Marie, dans ce tableau, devient ce qu’elle a toujours été : une figure d’accueil et de don. Et Noël, c’est cela aussi. Ce n’est pas un éclat triomphal, mais une lumière discrète, une scène intime où la naissance d’un enfant nous invite à contempler ce que nous sommes capables d’aimer, d’accueillir, de protéger.

Et Jésus naît. Dans une étable, dans une misère que la bourgeoisie déguiserait en folklore. Mais la naissance elle-même, la chair, le souffle, la fragilité d’un nourrisson, est un cri de révolte contre le dogme écrasant, contre la suffisance des puissants. Jésus naît pour nous rappeler ce que nous sommes : des êtres humains en marche, sur un chemin infini, jalonné de questions. Ce n’est pas un chemin pavé d’or ou balisé par les doctrines, c’est une sente parfois boueuse, souvent obscure, mais toujours illuminée par une source qui nous appelle, discrète mais persistante.

Parlons de cette liberté que l’on convoque si souvent dans les salons bourgeois, ce mot qu’on transforme en étendard pour mieux dissimuler les chaînes. La vraie liberté n’est pas un dogme, elle n’est pas un absolu hurlé dans les tribunes. Elle est fragile, humble, toujours questionnée. Elle se forge dans les choix que nous faisons en tenant compte de tout ce qui nous entoure : l’autre, la bête, l’arbre, le cosmos. Elle ne s’impose pas, elle s’offre, comme un murmure.

Et aujourd’hui, c’est Noël. Jésus naît, et je l’accueille comme un enfant, avec toutes les questions qu’il pose, avec toute l’humanité qu’il révèle. Non pas l’humanité glorifiée, celle des statues et des triomphes, mais l’humanité nue, vulnérable, aimante. Celle qui accepte de marcher, de se tromper, de tomber, de se relever. Je pense à ma sœur qui revient à l’Église, à mon épouse, cette extraordinaire crypto-chrétienne non baptisée, mais qui agit comme Jean le Baptiste, invitant doucement, dans son mystère, à franchir le seuil.

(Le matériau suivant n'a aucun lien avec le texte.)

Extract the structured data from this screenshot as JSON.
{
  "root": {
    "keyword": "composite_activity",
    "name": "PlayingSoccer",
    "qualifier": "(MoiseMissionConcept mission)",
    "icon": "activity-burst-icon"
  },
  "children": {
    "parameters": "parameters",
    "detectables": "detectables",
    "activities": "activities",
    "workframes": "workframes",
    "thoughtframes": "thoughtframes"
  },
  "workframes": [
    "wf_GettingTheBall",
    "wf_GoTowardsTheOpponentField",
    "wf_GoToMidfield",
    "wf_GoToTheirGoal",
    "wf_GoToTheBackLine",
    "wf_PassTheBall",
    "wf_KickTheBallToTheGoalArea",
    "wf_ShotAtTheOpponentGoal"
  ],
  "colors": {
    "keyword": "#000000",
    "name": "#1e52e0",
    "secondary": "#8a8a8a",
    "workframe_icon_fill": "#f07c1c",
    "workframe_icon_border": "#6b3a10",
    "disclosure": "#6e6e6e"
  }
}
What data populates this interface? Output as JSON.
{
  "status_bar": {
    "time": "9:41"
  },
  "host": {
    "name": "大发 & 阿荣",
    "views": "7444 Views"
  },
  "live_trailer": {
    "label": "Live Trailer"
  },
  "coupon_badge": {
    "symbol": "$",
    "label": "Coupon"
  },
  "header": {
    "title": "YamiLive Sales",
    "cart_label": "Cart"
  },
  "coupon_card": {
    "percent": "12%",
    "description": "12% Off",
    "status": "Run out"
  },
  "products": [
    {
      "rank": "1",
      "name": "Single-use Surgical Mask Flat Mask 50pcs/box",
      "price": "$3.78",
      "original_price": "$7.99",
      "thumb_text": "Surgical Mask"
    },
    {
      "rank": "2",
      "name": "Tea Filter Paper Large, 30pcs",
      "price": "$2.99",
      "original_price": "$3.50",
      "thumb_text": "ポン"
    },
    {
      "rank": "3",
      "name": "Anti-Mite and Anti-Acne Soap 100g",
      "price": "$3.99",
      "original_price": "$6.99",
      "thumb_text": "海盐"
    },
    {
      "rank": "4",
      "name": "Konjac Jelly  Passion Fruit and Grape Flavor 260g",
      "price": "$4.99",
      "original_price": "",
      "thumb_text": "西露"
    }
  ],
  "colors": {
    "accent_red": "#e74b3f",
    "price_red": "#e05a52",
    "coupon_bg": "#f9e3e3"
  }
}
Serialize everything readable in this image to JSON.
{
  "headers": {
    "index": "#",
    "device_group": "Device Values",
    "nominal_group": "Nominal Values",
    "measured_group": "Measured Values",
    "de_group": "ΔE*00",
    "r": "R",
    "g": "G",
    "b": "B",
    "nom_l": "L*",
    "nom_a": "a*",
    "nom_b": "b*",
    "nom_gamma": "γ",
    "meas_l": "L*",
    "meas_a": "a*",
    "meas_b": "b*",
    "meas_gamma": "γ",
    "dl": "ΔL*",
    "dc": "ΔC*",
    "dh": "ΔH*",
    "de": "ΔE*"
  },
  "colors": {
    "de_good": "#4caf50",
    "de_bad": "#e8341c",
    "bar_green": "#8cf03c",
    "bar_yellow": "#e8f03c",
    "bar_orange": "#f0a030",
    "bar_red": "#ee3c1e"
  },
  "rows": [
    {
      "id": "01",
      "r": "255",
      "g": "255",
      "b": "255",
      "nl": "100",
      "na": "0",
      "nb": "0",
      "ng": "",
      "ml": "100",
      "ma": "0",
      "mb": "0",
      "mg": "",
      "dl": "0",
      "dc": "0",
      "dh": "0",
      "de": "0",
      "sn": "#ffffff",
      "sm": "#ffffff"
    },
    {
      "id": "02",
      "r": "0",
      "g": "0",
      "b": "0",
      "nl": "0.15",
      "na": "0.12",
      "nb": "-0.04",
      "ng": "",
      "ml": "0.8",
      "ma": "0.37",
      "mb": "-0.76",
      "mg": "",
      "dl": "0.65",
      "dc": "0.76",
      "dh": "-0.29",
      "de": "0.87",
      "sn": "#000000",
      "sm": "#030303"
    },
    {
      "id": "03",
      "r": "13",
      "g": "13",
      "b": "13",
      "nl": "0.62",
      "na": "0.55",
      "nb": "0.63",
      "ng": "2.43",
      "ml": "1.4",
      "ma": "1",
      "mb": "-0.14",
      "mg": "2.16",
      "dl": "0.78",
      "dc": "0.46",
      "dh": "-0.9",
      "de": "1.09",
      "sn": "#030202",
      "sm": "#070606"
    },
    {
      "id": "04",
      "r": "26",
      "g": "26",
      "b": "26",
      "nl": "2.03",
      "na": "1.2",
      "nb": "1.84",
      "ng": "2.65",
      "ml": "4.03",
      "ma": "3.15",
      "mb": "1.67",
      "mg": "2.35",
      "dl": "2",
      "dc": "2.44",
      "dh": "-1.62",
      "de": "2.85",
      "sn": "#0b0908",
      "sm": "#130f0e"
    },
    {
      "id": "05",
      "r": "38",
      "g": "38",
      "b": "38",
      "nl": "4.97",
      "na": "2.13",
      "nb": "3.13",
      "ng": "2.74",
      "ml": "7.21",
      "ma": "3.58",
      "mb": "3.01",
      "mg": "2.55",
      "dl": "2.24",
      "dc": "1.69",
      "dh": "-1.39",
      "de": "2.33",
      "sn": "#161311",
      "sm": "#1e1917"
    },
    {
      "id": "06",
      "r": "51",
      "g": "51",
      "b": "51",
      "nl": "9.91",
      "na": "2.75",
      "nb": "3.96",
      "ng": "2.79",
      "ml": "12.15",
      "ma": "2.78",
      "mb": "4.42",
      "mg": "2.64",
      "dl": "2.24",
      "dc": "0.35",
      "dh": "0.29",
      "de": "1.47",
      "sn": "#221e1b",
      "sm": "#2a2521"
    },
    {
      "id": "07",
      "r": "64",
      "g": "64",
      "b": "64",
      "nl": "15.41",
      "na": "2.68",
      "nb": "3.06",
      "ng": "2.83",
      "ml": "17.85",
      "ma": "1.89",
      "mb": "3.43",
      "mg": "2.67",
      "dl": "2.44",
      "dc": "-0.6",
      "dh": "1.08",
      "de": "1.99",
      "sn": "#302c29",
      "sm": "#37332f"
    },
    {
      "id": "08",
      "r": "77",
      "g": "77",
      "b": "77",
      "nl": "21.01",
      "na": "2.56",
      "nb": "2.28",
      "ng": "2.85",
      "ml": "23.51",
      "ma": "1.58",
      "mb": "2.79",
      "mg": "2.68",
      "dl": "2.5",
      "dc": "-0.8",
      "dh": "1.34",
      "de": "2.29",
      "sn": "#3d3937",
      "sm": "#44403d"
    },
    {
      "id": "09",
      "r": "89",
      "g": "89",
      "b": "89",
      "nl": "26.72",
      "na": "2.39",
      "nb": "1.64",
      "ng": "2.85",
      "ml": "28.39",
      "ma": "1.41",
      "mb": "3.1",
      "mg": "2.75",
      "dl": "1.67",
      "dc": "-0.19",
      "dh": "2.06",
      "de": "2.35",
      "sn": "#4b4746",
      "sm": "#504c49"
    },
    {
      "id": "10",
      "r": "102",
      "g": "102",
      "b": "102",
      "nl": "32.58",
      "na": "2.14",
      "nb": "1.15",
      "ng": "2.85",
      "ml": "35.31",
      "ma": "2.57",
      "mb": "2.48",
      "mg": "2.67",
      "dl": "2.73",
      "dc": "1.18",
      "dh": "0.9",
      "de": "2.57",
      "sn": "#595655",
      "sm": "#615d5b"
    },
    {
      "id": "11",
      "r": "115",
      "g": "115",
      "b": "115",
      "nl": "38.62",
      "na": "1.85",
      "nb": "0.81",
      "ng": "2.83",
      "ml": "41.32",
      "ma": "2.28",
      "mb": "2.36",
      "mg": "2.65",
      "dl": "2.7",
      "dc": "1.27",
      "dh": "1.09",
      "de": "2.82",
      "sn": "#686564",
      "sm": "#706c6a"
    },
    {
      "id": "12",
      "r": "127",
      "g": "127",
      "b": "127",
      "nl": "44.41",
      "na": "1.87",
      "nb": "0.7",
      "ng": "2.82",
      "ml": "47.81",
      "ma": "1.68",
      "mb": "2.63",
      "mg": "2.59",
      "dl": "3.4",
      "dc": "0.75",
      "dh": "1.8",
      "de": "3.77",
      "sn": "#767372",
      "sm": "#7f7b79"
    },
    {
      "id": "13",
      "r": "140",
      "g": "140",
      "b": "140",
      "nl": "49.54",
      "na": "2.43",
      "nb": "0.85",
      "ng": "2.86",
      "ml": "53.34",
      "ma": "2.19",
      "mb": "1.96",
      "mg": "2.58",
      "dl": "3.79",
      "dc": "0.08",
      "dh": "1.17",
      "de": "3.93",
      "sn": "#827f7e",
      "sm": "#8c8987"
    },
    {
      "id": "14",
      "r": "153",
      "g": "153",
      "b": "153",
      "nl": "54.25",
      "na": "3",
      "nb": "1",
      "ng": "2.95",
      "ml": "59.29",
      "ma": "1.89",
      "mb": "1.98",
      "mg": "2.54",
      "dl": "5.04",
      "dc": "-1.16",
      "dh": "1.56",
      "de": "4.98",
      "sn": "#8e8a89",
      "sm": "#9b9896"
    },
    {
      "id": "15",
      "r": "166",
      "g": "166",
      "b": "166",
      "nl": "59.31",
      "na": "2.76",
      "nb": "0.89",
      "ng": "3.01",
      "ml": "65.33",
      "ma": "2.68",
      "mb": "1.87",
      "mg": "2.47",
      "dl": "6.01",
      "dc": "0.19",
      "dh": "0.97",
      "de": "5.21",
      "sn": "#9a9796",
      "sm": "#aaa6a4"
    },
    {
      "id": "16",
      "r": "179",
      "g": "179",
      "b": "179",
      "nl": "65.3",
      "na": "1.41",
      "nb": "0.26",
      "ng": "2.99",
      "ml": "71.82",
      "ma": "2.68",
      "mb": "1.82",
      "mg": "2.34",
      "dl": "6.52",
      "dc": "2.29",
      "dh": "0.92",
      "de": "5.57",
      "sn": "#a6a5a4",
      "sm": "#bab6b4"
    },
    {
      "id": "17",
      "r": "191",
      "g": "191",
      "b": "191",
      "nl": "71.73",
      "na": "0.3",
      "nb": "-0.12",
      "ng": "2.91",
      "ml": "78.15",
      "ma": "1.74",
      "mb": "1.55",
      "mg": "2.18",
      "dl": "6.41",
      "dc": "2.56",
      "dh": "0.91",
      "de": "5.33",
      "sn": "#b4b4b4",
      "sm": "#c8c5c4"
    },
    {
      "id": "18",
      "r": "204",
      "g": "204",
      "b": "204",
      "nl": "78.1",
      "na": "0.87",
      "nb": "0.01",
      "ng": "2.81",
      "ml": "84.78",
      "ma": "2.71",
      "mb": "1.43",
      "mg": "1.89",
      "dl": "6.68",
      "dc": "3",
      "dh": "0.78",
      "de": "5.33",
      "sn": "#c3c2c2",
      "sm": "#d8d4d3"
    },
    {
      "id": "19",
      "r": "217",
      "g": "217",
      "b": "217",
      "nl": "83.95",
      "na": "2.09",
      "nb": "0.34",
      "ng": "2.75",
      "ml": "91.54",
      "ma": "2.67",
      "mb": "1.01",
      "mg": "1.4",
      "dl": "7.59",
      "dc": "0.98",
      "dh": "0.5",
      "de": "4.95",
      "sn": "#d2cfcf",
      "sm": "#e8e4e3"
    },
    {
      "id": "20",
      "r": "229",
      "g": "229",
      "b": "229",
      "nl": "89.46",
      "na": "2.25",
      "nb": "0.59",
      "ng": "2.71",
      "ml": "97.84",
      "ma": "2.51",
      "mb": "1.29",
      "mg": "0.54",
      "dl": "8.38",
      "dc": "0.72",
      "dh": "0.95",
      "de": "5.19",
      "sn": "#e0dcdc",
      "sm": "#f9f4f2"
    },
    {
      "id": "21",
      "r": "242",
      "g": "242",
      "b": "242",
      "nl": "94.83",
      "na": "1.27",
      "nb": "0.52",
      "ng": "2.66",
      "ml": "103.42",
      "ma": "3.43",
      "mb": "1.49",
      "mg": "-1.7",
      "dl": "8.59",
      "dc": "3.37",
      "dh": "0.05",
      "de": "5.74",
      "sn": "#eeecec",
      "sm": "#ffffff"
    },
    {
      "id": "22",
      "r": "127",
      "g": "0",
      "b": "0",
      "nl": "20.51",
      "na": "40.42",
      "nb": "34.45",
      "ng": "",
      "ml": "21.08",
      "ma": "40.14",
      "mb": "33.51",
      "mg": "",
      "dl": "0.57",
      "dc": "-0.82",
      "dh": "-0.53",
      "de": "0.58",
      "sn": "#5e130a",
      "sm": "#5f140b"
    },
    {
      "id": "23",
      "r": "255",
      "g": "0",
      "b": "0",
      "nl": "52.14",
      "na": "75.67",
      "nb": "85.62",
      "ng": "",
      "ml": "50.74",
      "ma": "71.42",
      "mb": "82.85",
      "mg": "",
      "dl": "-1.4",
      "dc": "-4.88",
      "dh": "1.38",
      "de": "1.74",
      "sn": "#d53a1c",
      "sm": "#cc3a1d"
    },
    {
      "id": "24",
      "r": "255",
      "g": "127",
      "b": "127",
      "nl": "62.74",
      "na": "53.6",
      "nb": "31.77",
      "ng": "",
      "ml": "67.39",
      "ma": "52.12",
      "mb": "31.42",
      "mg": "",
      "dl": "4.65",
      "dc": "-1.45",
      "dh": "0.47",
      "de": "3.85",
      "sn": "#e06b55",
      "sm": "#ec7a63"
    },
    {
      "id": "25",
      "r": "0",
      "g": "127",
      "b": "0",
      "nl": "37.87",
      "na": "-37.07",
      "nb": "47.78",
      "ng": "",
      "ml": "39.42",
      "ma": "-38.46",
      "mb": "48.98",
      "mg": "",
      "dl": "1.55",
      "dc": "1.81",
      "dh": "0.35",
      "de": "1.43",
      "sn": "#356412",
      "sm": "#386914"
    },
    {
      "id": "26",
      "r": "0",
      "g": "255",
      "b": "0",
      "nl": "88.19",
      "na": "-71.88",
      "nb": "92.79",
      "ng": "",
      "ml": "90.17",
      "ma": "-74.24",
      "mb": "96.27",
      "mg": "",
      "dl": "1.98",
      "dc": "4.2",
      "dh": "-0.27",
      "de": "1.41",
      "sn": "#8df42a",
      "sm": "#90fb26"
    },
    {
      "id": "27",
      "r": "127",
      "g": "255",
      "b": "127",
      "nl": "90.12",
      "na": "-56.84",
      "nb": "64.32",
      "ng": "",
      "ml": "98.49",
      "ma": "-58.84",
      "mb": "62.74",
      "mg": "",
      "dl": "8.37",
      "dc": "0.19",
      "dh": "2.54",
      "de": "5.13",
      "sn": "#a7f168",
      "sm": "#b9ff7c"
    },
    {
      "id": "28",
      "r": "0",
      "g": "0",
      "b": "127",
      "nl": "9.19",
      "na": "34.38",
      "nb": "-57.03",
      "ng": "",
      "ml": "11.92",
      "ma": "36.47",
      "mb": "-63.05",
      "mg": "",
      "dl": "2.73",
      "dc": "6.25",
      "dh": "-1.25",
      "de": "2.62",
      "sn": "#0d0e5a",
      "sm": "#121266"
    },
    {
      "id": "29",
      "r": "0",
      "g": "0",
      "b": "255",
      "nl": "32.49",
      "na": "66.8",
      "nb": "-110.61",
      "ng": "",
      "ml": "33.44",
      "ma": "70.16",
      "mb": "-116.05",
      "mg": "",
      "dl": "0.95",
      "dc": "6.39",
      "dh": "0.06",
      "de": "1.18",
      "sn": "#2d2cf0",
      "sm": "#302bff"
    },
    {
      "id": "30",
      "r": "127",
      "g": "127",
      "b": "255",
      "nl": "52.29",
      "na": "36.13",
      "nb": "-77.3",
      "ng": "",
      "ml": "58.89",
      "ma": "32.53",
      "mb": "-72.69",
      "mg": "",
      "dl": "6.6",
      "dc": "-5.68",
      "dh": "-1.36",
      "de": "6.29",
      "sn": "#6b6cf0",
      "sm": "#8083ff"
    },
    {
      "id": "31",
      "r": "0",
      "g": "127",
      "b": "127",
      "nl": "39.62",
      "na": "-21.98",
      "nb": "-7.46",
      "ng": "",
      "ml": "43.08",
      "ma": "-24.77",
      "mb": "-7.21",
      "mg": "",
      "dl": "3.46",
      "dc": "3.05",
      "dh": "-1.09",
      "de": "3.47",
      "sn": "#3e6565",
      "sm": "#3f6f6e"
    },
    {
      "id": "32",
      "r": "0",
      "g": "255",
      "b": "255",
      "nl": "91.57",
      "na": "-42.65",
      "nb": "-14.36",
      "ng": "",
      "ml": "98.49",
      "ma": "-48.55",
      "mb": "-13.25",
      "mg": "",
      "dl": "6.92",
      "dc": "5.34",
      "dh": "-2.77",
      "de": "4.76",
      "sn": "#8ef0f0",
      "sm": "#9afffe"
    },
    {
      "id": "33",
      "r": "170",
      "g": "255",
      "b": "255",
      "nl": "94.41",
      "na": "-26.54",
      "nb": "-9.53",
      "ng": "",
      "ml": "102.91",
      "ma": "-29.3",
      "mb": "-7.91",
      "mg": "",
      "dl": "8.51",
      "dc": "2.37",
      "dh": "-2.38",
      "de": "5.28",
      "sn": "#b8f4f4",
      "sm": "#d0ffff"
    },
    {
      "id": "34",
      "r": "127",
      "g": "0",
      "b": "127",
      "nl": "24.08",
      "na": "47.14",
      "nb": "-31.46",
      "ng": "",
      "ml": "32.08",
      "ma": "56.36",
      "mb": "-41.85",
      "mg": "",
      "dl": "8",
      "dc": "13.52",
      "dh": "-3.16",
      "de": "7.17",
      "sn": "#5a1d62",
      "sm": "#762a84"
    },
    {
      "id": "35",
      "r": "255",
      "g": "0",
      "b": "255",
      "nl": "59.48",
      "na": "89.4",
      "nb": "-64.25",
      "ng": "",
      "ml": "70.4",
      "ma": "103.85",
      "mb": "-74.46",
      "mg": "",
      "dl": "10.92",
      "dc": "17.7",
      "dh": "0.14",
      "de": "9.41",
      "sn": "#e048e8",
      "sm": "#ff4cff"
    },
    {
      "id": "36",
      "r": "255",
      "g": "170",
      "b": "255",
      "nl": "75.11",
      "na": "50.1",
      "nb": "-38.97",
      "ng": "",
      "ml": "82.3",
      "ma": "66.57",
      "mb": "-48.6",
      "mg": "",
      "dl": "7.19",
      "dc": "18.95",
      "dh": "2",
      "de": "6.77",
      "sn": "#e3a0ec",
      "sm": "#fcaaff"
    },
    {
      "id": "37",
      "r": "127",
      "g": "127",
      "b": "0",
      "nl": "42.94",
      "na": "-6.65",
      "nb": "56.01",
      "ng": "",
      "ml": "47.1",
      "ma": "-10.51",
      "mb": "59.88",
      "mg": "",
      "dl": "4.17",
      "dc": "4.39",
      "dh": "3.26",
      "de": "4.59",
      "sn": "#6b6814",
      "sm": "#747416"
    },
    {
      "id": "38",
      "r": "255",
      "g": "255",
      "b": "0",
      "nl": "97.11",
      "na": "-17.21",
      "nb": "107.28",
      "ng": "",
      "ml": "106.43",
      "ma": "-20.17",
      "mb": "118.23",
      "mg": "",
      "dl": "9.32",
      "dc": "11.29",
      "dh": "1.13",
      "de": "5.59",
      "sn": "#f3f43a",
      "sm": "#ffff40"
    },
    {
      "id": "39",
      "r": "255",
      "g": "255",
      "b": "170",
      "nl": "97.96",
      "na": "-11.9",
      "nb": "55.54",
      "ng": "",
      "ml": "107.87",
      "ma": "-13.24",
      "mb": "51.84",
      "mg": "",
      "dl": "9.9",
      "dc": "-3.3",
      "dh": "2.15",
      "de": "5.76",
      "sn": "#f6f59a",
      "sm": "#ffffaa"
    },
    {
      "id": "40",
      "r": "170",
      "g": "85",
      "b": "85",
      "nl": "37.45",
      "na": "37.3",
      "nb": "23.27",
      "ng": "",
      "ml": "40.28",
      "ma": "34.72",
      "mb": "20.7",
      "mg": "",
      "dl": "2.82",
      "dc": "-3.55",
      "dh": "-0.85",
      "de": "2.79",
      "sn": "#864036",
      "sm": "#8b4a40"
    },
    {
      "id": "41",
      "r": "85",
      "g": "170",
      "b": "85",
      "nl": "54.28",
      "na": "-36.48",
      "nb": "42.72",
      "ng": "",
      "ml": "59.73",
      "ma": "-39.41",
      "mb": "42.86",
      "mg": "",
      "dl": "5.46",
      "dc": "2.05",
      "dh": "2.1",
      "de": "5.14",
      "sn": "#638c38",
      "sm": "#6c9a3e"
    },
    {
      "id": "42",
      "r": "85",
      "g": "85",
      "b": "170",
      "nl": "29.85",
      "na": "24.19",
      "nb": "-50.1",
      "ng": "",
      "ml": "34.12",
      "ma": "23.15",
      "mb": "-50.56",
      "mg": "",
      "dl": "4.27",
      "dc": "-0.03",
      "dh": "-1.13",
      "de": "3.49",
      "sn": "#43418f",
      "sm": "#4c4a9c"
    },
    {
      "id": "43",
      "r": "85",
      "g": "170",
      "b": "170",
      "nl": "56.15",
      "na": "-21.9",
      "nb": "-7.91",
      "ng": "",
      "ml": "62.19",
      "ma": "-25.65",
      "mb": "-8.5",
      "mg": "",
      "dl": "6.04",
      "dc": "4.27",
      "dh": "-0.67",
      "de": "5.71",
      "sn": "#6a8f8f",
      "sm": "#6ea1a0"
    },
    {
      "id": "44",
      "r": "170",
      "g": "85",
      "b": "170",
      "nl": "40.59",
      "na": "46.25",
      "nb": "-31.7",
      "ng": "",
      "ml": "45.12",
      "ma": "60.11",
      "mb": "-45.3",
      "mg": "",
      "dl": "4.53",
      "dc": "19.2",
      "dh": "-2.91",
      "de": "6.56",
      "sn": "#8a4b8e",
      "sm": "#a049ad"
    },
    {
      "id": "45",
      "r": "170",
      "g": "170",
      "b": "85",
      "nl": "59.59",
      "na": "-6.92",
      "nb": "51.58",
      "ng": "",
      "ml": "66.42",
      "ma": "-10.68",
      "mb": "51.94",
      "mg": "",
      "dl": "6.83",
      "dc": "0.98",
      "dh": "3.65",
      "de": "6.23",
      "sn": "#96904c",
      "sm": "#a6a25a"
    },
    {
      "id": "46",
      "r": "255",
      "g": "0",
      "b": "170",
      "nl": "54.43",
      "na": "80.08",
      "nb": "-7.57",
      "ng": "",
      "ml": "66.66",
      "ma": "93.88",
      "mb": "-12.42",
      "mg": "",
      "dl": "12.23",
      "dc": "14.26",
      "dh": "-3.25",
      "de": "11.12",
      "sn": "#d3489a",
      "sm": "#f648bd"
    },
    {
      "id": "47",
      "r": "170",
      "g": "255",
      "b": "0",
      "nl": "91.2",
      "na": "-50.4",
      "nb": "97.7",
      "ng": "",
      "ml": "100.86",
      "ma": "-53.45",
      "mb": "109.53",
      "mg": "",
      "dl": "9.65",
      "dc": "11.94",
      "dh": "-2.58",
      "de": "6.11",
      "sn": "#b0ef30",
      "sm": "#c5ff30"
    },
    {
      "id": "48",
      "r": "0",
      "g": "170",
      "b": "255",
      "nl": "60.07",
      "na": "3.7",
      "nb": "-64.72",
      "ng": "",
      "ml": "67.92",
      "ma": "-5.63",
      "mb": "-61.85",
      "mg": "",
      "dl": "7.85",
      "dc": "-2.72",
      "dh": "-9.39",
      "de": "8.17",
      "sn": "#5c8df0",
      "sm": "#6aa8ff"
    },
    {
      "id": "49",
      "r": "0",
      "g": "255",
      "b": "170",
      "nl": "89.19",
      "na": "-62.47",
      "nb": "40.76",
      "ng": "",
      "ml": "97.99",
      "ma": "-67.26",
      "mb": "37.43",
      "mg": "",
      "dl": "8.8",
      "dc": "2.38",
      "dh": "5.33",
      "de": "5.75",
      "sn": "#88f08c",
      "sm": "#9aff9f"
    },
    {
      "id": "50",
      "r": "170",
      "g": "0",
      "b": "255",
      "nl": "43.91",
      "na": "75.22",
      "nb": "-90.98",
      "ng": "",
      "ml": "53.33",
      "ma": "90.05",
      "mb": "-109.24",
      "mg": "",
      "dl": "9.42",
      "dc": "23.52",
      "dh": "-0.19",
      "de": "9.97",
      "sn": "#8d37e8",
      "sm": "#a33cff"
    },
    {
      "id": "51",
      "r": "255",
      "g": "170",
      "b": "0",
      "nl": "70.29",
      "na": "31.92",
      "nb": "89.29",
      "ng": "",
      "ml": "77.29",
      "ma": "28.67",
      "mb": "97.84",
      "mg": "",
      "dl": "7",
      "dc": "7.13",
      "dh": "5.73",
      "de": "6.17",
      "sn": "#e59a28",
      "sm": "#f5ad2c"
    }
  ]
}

Je pense à mes enfants et à leurs ami·e·s, qui forgent leurs propres chemins. Je pense à ceux et celles qui souffrent aujourd’hui, à Gaza, en Ukraine, à Mayotte, en Syrie, au Liban, et dans tant d’autres lieux de misère et de révolte. Je pense aussi à mes amis rôlistes, Marc, Gilles et Alain, qui m’ont accompagné dans d’autres mondes imaginaires, avec leur complicité, leur créativité, leur fraternité, à Guy et à mes amis décédés du Kendo. Qu’ils reposent en paix, dans une autre dimension de ce grand mystère d’être.

Noël, c’est accepter tout cela. C’est l’humilité de dire « je ne sais pas« , tout en continuant à marcher. C’est regarder les temps sombres et, malgré tout, choisir de croire, choisir d’aimer, choisir d’espérer.

Adelphité, égalité, alors vécue en humble liberté.

Rubaiyat

Dans l’ombre de Joseph, un regard ému,
Marie, humble lumière, berce l’inconnu.
Dans l’étable, l’enfant éclaire nos doutes,
Adelphité et paix, nos chaînes rompues.

Ghazal

Sous l’étoile d’hiver, une lumière s’élève,
Joseph se tait, contemple l’amour qui s’achève.

Ma sœur revient, mon épouse veille au seuil,
Noël, fragile espoir, nos âmes se relèvent.

Marc, Gilles et Alain, rôlistes des étoiles,
Vos rires résonnent dans l’éternité brève.

Adelphité, égalité, nos âmes reliées,
Dans cette liberté, l’univers s’élève.